Leaning down to examine it more closely, the mohawked individual said, “I think we can do that. I’ll need to grab a few reference books first, though. C’mon.” They turned and started walking away, their purple Doc Martens squeaking faintly against the polished floor. “I’m Lex, by the way,” they said over their shoulder. “I use they/them pronouns.”
“I’m Colin,” I said as I hurried to catch up. “He/him. Thanks for helping me.”
“Hey, it’s not like I have anything better to do.”
Almost an hour later, Iwas leafing through a small, musty-smelling book written in a language I couldn’t read when Lex said, “Aha!”
We were sitting on opposite sides of a small table somewhere on the third level of the Repository, tomes piled around us. I had been largely useless thus far, doing little more than handing Lex whatever book they needed. At their exclamation, I asked hopefully, “Did you find something?”

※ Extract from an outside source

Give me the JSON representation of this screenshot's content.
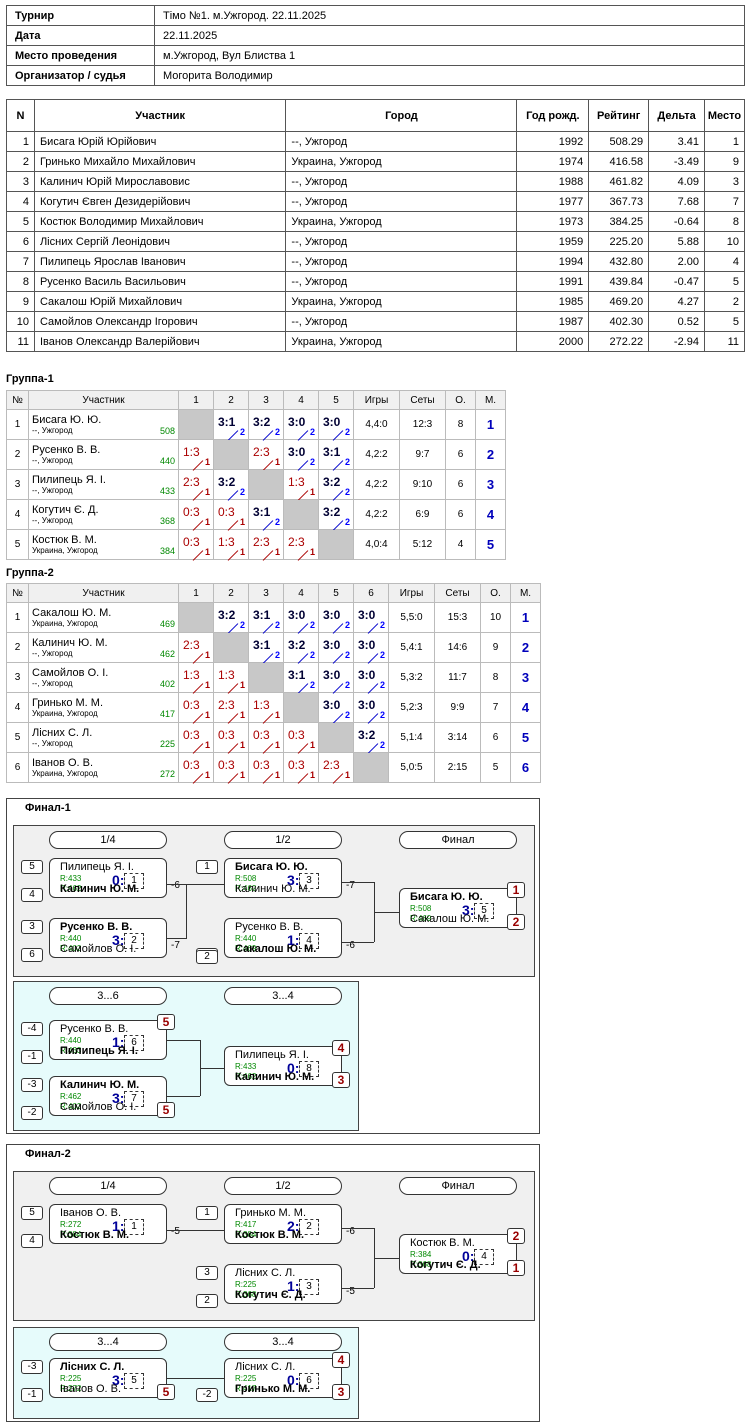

“I think so.” Rotating the book they’d been reading, they pointed at a collection of symbols scrawled across both pages. The blood-smeared disc sat there, too, gleaming dully against the yellowed paper. “The sigils on the disc are from an obscure Sumerian dialect, which would make them several thousand years old. From what I’ve been able to puzzle out, they’re intended to bind whatever is represented by this symbol in the middle. I have no idea what that is, though. It looks completely different.”
“Bind,” I repeated like a dummy. “Right.”
Lex gave me a look. “This disc is a focus for the binding ritual. Or it was. Some of the sigils have been erased, presumably by whoever anointed this thing with blood.”
“Huh,” I mumbled casually, “I wonder who that could be.”
“The really interesting part is here.” Slowly, Lex traced their finger along one edge of the disc. “This, I recognized right away. It’s a collection of symbols used to denote Management in the earliest corporate mysteries.”
“Meaning what?”
Lex shrugged as they looked up at me. “Management created this. They bound…something, probably back around the time of the company’s founding.”
Silently, I considered the implications. None of them were particularly great. “So thousands of years ago, Management bound something with this disc, and now that something is free?”
“That’s my guess, yeah.” Lex lifted their arms in a brief stretch before running a hand along one side of their mohawk. “And They’re probably going to be super pissed when They find out.”
I tried not to laugh hysterically. I hadn’t just freed a hungry, homicidal entity—I’d messed with Management. I might as well step out into traffic on Madison Avenue and end it now.
Lex interrupted these bleak thoughts by asking, “Where’d you get this, anyhow?”
Taking a moment to collect myself, I said, “Oh. Um. I found it. Upstairs. On the thirteenth floor.”
Gaze narrowing behind their glasses, Lex eyed me thoughtfully. “That’s interesting.”
“Is it?”
“Sure. Sounds like office politics to me. One of the executives angling for something big, maybe. It’s cutthroat up there.” Theyshook their head. “That whole floor is full of dangerous idiots. You couldn’t pay me enough to work there.”
Shoving aside my increasingly panicked thoughts, I focused on the most implausible part of this whole conversation. “You don’t want to work on thirteen?” I demanded in disbelief.
Lex slung an arm casually over the back of their chair, gaze steady on me. “Nope. I don’t need to have a corner office or make a bazillion dollars or live forever.”